Prop Firm Reset Fees: When to Reset, When to Walk Away
You've blown your prop firm account. Again. The reset button is staring at you, promising another chance at funded trading glory. But should you click it? Reset fees can quickly drain your bankroll if you're not strategic about when to pay up and when to walk away.
Understanding when reset fees make financial sense versus when they're throwing good money after bad could save you thousands. Let's break down the mathematics and psychology behind prop firm resets.
The Reset Fee Landscape
Most prop firms charge between $99-$299 for account resets, depending on account size. FTMO charges $155 for their $10k challenge, while MyForexFunds offers resets for $99. These fees might seem reasonable until you're on your fourth reset in two months.
Some firms like E8 Markets and The5ers offer discounted resets or even free resets after certain milestones. Understanding each firm's reset policy before you start trading is crucial for long-term cost management.
When Resetting Makes Sense
Reset when you can honestly identify what went wrong and have a specific plan to fix it. If you violated rules due to a clear technical error (wrong lot size, platform glitch) or emotional trading that you now recognize, a reset might be worth it.
Your edge matters more than the fee. If you're consistently profitable but got caught by a one-off mistake, the reset fee is just the cost of doing business. Consider it tuition for staying in the game.
Reset if you were close to passing. Getting to 8% profit on a 10% target before hitting daily loss limits suggests your strategy works but needs fine-tuning. The data supports another attempt.
When to Walk Away
If you've failed the same challenge three times with the same strategy, the problem isn't bad luck. Your approach doesn't work for that firm's rules. Paying another reset fee is denial, not determination.
Calculate your total cost. If you've spent $500+ on resets for a $10k account, you're approaching the cost of starting with your own capital. At some point, funding yourself becomes more economical than chasing prop firm funding.
Walk away if you're trading emotionally. Revenge trading after a reset failure leads to even bigger losses. Take time to develop your strategy on a demo account before burning more money on challenges.
The Psychology Trap
Reset fees exploit the sunk cost fallacy. You've already paid $299 for the challenge, so what's another $149 for a reset? This thinking leads traders into reset spirals that can cost more than funding their own trading account.
Prop firms know most traders will fail multiple times. Reset fees are often where they make their real profit, not from trader losses on funded accounts. Don't let FOMO drive your reset decisions.
Smart Reset Strategies
Set a reset limit before you start. Decide upfront how many resets you're willing to pay for each firm. Stick to that number regardless of how close you came to passing.
Use smaller account sizes for testing strategies. A $10k challenge costs the same as a $100k challenge at most firms, but the psychological pressure is lower. Perfect your approach on smaller accounts first.
Consider firms with free or discounted resets if you're still learning. Some firms offer unlimited resets during promotional periods or as loyalty benefits. Factor reset policies into your firm selection process.
Alternative Approaches
Instead of resetting immediately, take time to paper trade your strategy.
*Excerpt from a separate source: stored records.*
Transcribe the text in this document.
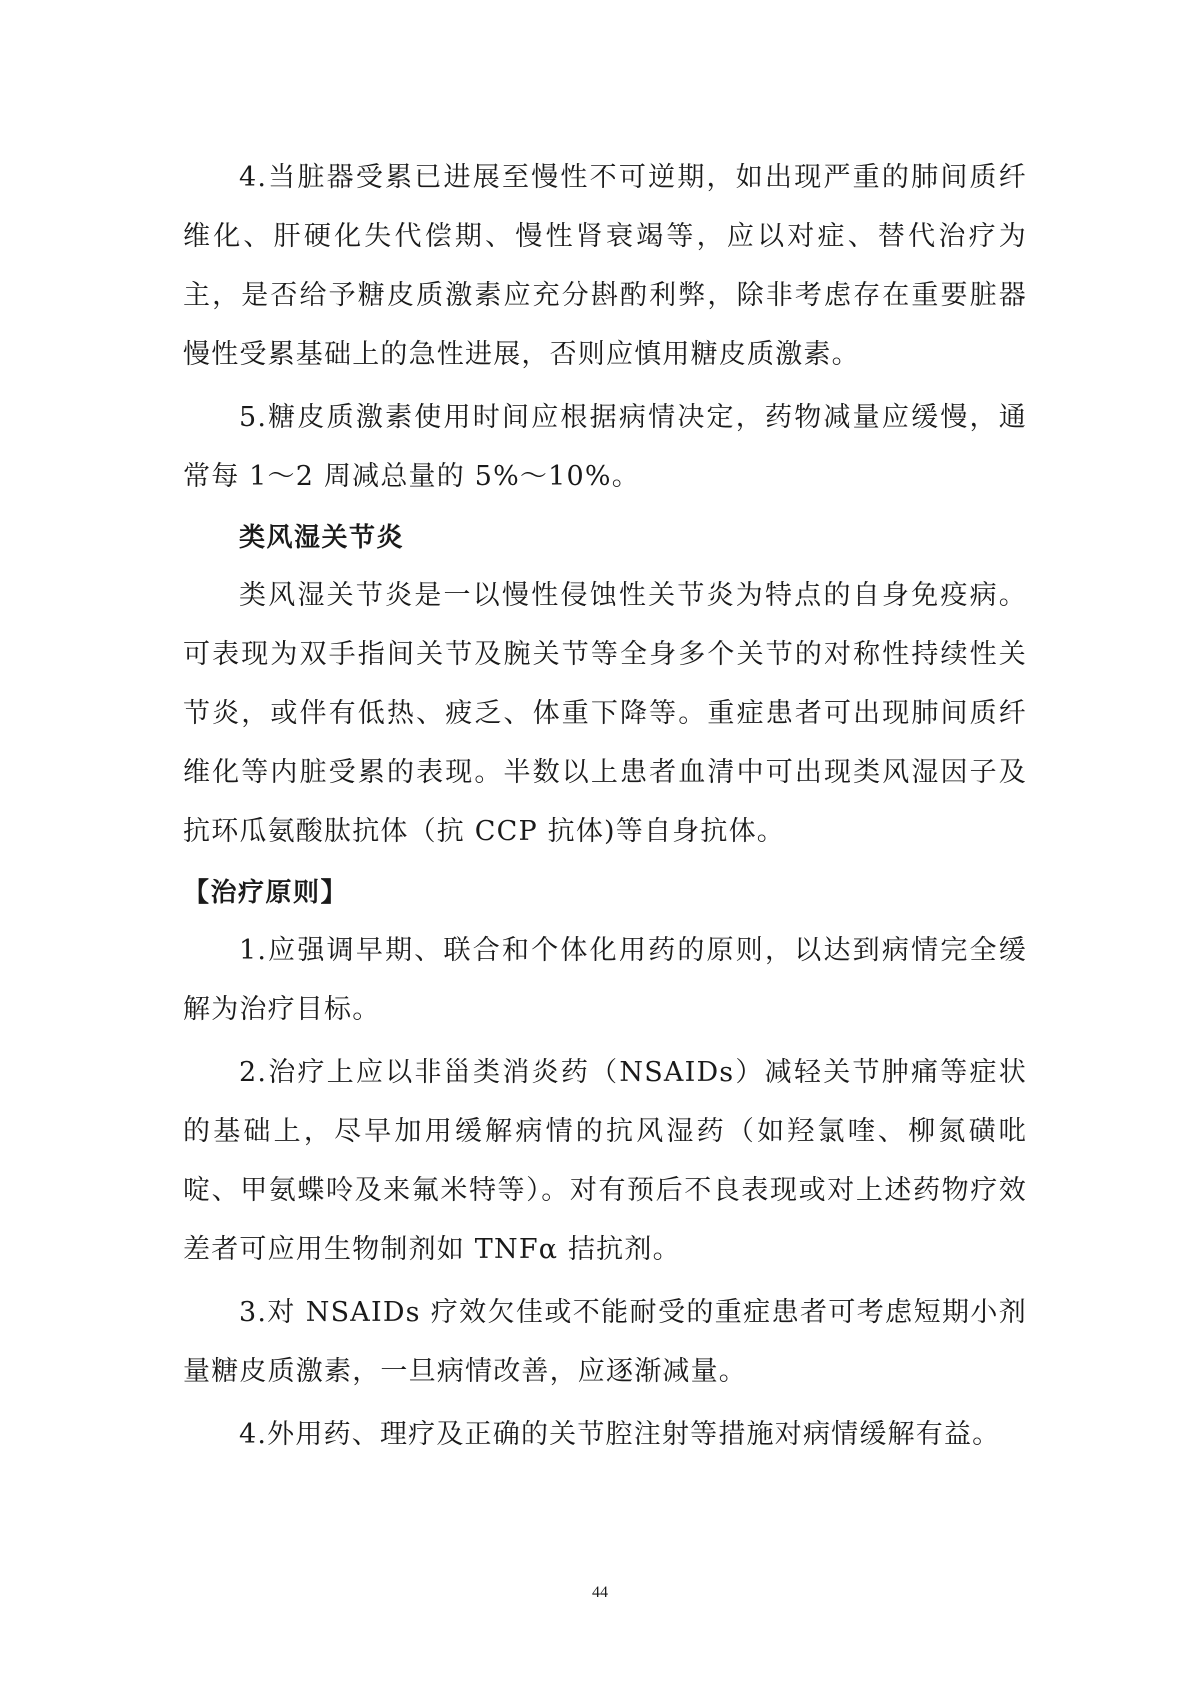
4.当脏器受累已进展至慢性不可逆期，如出现严重的肺间质纤维化、肝硬化失代偿期、慢性肾衰竭等，应以对症、替代治疗为主，是否给予糖皮质激素应充分斟酌利弊，除非考虑存在重要脏器慢性受累基础上的急性进展，否则应慎用糖皮质激素。

5.糖皮质激素使用时间应根据病情决定，药物减量应缓慢，通常每 1～2 周减总量的 5%～10%。

类风湿关节炎

类风湿关节炎是一以慢性侵蚀性关节炎为特点的自身免疫病。可表现为双手指间关节及腕关节等全身多个关节的对称性持续性关节炎，或伴有低热、疲乏、体重下降等。重症患者可出现肺间质纤维化等内脏受累的表现。半数以上患者血清中可出现类风湿因子及抗环瓜氨酸肽抗体（抗 CCP 抗体)等自身抗体。

【治疗原则】

1.应强调早期、联合和个体化用药的原则，以达到病情完全缓解为治疗目标。

2.治疗上应以非甾类消炎药（NSAIDs）减轻关节肿痛等症状的基础上，尽早加用缓解病情的抗风湿药（如羟氯喹、柳氮磺吡啶、甲氨蝶呤及来氟米特等）。对有预后不良表现或对上述药物疗效差者可应用生物制剂如 TNFα 拮抗剂。

3.对 NSAIDs 疗效欠佳或不能耐受的重症患者可考虑短期小剂量糖皮质激素，一旦病情改善，应逐渐减量。

4.外用药、理疗及正确的关节腔注射等措施对病情缓解有益。

44
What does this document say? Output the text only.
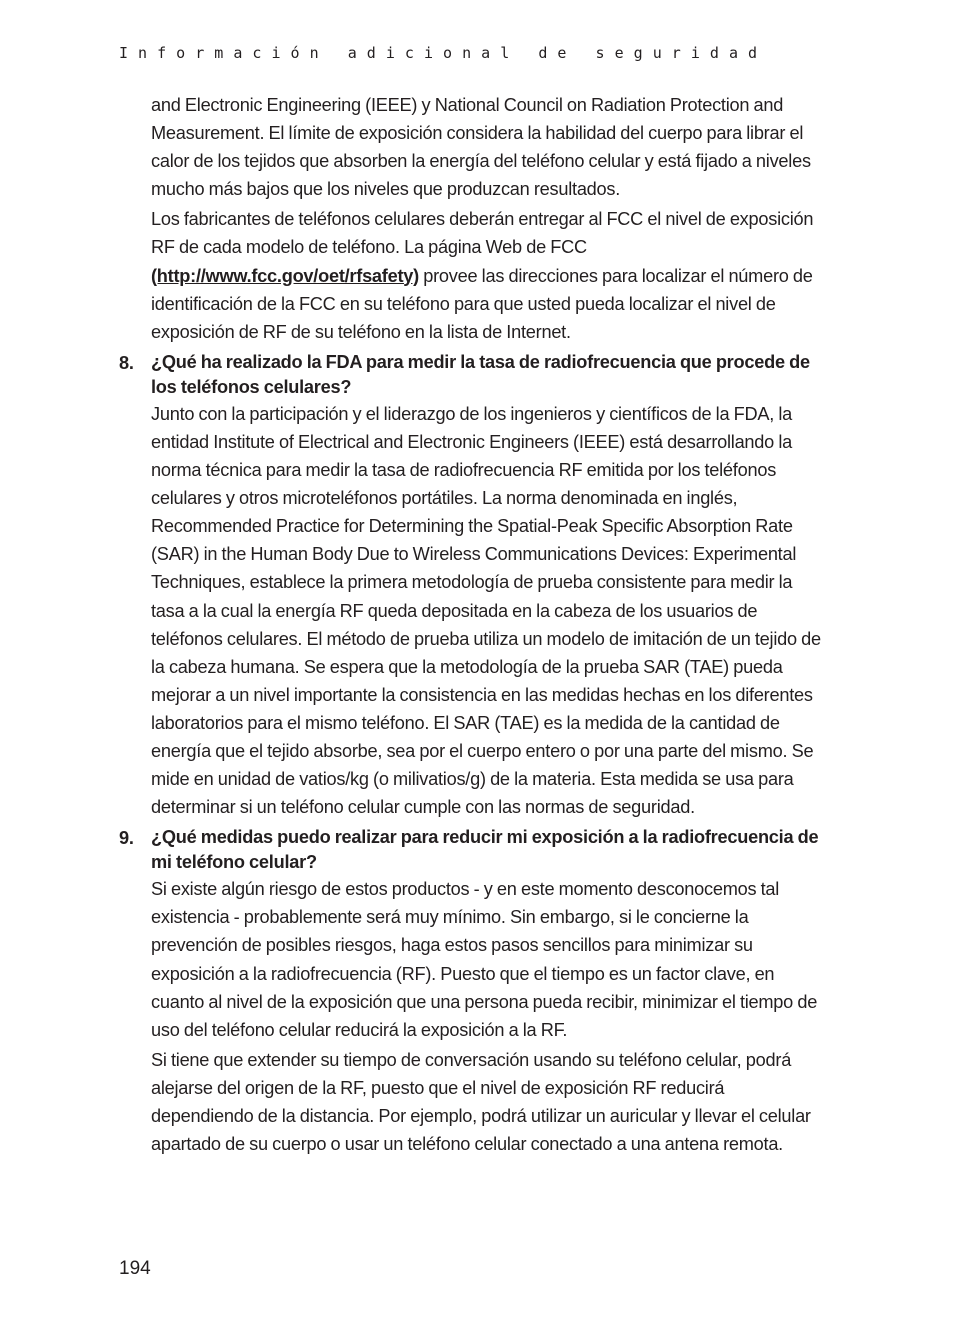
I n f o r m a c i ó n   a d i c i o n a l   d e   s e g u r i d a d

and Electronic Engineering (IEEE) y National Council on Radiation Protection and Measurement. El límite de exposición considera la habilidad del cuerpo para librar el calor de los tejidos que absorben la energía del teléfono celular y está fijado a niveles mucho más bajos que los niveles que produzcan resultados.

Los fabricantes de teléfonos celulares deberán entregar al FCC el nivel de exposición RF de cada modelo de teléfono. La página Web de FCC (http://www.fcc.gov/oet/rfsafety) provee las direcciones para localizar el número de identificación de la FCC en su teléfono para que usted pueda localizar el nivel de exposición de RF de su teléfono en la lista de Internet.

8. ¿Qué ha realizado la FDA para medir la tasa de radiofrecuencia que procede de los teléfonos celulares?

Junto con la participación y el liderazgo de los ingenieros y científicos de la FDA, la entidad Institute of Electrical and Electronic Engineers (IEEE) está desarrollando la norma técnica para medir la tasa de radiofrecuencia RF emitida por los teléfonos celulares y otros microteléfonos portátiles. La norma denominada en inglés, Recommended Practice for Determining the Spatial-Peak Specific Absorption Rate (SAR) in the Human Body Due to Wireless Communications Devices: Experimental Techniques, establece la primera metodología de prueba consistente para medir la tasa a la cual la energía RF queda depositada en la cabeza de los usuarios de teléfonos celulares. El método de prueba utiliza un modelo de imitación de un tejido de la cabeza humana. Se espera que la metodología de la prueba SAR (TAE) pueda mejorar a un nivel importante la consistencia en las medidas hechas en los diferentes laboratorios para el mismo teléfono. El SAR (TAE) es la medida de la cantidad de energía que el tejido absorbe, sea por el cuerpo entero o por una parte del mismo. Se mide en unidad de vatios/kg (o milivatios/g) de la materia. Esta medida se usa para determinar si un teléfono celular cumple con las normas de seguridad.

9. ¿Qué medidas puedo realizar para reducir mi exposición a la radiofrecuencia de mi teléfono celular?

Si existe algún riesgo de estos productos - y en este momento desconocemos tal existencia - probablemente será muy mínimo. Sin embargo, si le concierne la prevención de posibles riesgos, haga estos pasos sencillos para minimizar su exposición a la radiofrecuencia (RF). Puesto que el tiempo es un factor clave, en cuanto al nivel de la exposición que una persona pueda recibir, minimizar el tiempo de uso del teléfono celular reducirá la exposición a la RF.

Si tiene que extender su tiempo de conversación usando su teléfono celular, podrá alejarse del origen de la RF, puesto que el nivel de exposición RF reducirá dependiendo de la distancia. Por ejemplo, podrá utilizar un auricular y llevar el celular apartado de su cuerpo o usar un teléfono celular conectado a una antena remota.

194
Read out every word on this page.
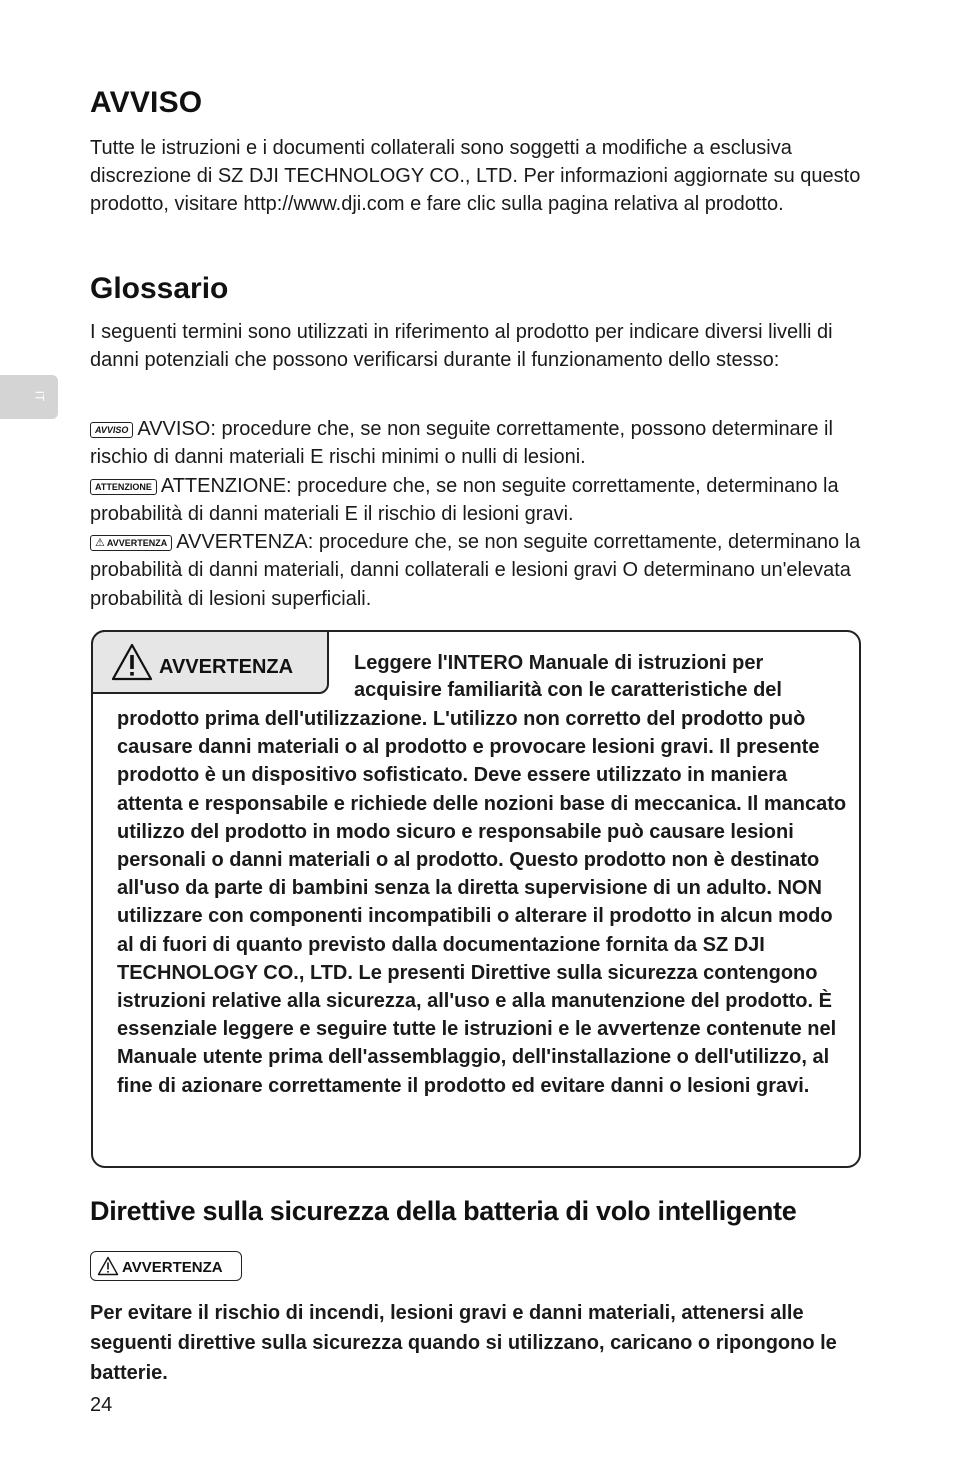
AVVISO

Tutte le istruzioni e i documenti collaterali sono soggetti a modifiche a esclusiva discrezione di SZ DJI TECHNOLOGY CO., LTD. Per informazioni aggiornate su questo prodotto, visitare http://www.dji.com e fare clic sulla pagina relativa al prodotto.

Glossario

I seguenti termini sono utilizzati in riferimento al prodotto per indicare diversi livelli di danni potenziali che possono verificarsi durante il funzionamento dello stesso:

IT

AVVISO AVVISO: procedure che, se non seguite correttamente, possono determinare il rischio di danni materiali E rischi minimi o nulli di lesioni.
ATTENZIONE ATTENZIONE: procedure che, se non seguite correttamente, determinano la probabilità di danni materiali E il rischio di lesioni gravi.
⚠ AVVERTENZA AVVERTENZA: procedure che, se non seguite correttamente, determinano la probabilità di danni materiali, danni collaterali e lesioni gravi O determinano un'elevata probabilità di lesioni superficiali.

AVVERTENZA	Leggere l'INTERO Manuale di istruzioni per acquisire familiarità con le caratteristiche del

prodotto prima dell'utilizzazione. L'utilizzo non corretto del prodotto può causare danni materiali o al prodotto e provocare lesioni gravi. Il presente prodotto è un dispositivo sofisticato. Deve essere utilizzato in maniera attenta e responsabile e richiede delle nozioni base di meccanica. Il mancato utilizzo del prodotto in modo sicuro e responsabile può causare lesioni personali o danni materiali o al prodotto. Questo prodotto non è destinato all'uso da parte di bambini senza la diretta supervisione di un adulto. NON utilizzare con componenti incompatibili o alterare il prodotto in alcun modo al di fuori di quanto previsto dalla documentazione fornita da SZ DJI TECHNOLOGY CO., LTD. Le presenti Direttive sulla sicurezza contengono istruzioni relative alla sicurezza, all'uso e alla manutenzione del prodotto. È essenziale leggere e seguire tutte le istruzioni e le avvertenze contenute nel Manuale utente prima dell'assemblaggio, dell'installazione o dell'utilizzo, al fine di azionare correttamente il prodotto ed evitare danni o lesioni gravi.

Direttive sulla sicurezza della batteria di volo intelligente
AVVERTENZA

Per evitare il rischio di incendi, lesioni gravi e danni materiali, attenersi alle seguenti direttive sulla sicurezza quando si utilizzano, caricano o ripongono le batterie.

24
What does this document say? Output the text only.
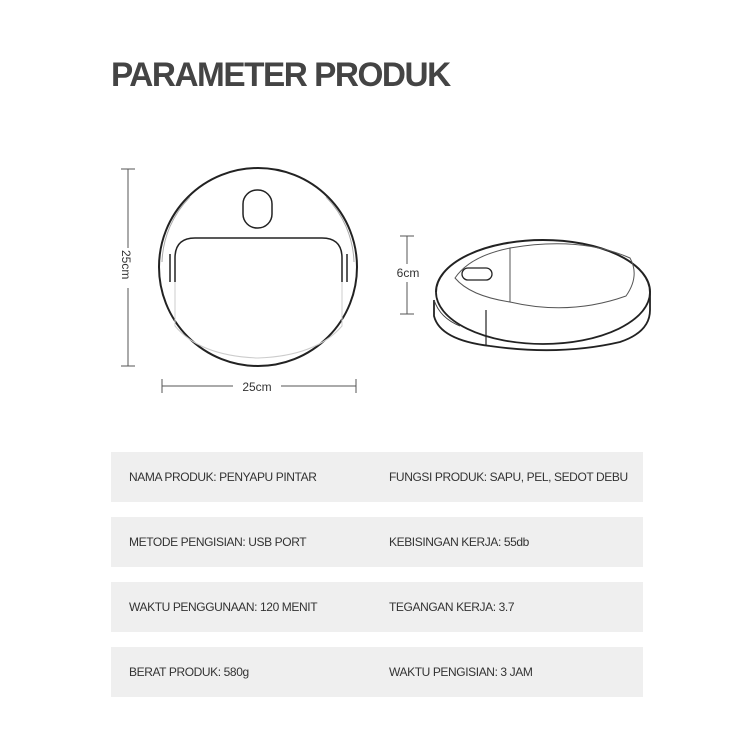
PARAMETER PRODUK
25cm
25cm
6cm
NAMA PRODUK: PENYAPU PINTAR	FUNGSI PRODUK: SAPU, PEL, SEDOT DEBU
METODE PENGISIAN: USB PORT	KEBISINGAN KERJA: 55db
WAKTU PENGGUNAAN: 120 MENIT	TEGANGAN KERJA: 3.7
BERAT PRODUK: 580g	WAKTU PENGISIAN: 3 JAM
Many failed challenges result from strategy flaws, not execution errors. Paper trading costs nothing and might save you from another expensive failure.
Try different firms with different rules. If you keep failing FTMO's challenge, maybe TopStep's futures challenges or Apex Trader Funding's rules suit your style better. Don't get married to one firm's approach.
Consider instant funding options. Firms like SurgeTrader offer instant funding with higher fees but no challenge phase. For experienced traders, this might be more cost-effective than multiple reset attempts.
The Bottom Line
Reset fees are a tool, not a crutch. Use them strategically when you have a clear path to improvement. Avoid them when you're chasing losses or haven't addressed the root cause of your failures.
The best traders minimize reset fees by thoroughly testing strategies before attempting challenges. Your goal should be to pass on the first try, not to master the art of strategic resetting. Every reset fee is profit you won't earn later, even if you eventually get funded.
Remember: prop firms want to fund profitable traders, but they also profit from challenge fees and resets. Make sure you're working toward the former, not subsidizing the latter.